The UK faces its worst bout of stagflation — low growth and high inflation — since the 1970s. A reliance on natural gas imports and a sluggish post-pandemic recovery in its workforce means UK inflation is a toxic mix of the energy-driven type facing continental Europe and the wage pressures at play in the US. Underlying the BoE’s stark forecast was the equally bleak calculation that in order to bring inflation down it needed to lift interest rates enough to cool the jobs market and investment, engineering a downturn in the process.
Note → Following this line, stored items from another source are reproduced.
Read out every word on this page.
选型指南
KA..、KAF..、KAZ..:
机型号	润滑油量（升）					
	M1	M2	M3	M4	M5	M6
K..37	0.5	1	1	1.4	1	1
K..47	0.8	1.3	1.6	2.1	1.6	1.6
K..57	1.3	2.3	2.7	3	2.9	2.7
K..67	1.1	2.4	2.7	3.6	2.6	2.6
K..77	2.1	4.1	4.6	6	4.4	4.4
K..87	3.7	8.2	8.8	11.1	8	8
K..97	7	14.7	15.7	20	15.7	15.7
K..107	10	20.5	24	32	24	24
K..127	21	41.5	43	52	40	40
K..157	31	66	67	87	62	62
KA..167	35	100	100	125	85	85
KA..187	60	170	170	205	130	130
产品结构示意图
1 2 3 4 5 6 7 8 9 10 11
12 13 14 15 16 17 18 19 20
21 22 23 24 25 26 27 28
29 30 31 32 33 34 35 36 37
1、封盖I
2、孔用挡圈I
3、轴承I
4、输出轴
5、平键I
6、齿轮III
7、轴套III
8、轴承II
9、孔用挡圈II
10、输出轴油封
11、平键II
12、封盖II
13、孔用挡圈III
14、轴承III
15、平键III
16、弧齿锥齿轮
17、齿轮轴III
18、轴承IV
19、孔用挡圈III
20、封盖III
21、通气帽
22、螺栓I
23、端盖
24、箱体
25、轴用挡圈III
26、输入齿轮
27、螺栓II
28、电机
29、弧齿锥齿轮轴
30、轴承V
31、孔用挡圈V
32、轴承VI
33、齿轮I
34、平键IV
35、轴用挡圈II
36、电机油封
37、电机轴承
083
With the central bank now alive to the danger of persistently high inflation, fiscal policy will have to tread carefully as it offsets the cost of living crisis when resources are tight. Weaker growth will shrink any fiscal headroom the Treasury might have had, while the government has already pledged a hefty £37bn across various cost of living packages. Moreover, efforts to support households — whether by tax cuts or direct payments — will add further fuel to inflation, which will in turn be met by tighter monetary policy.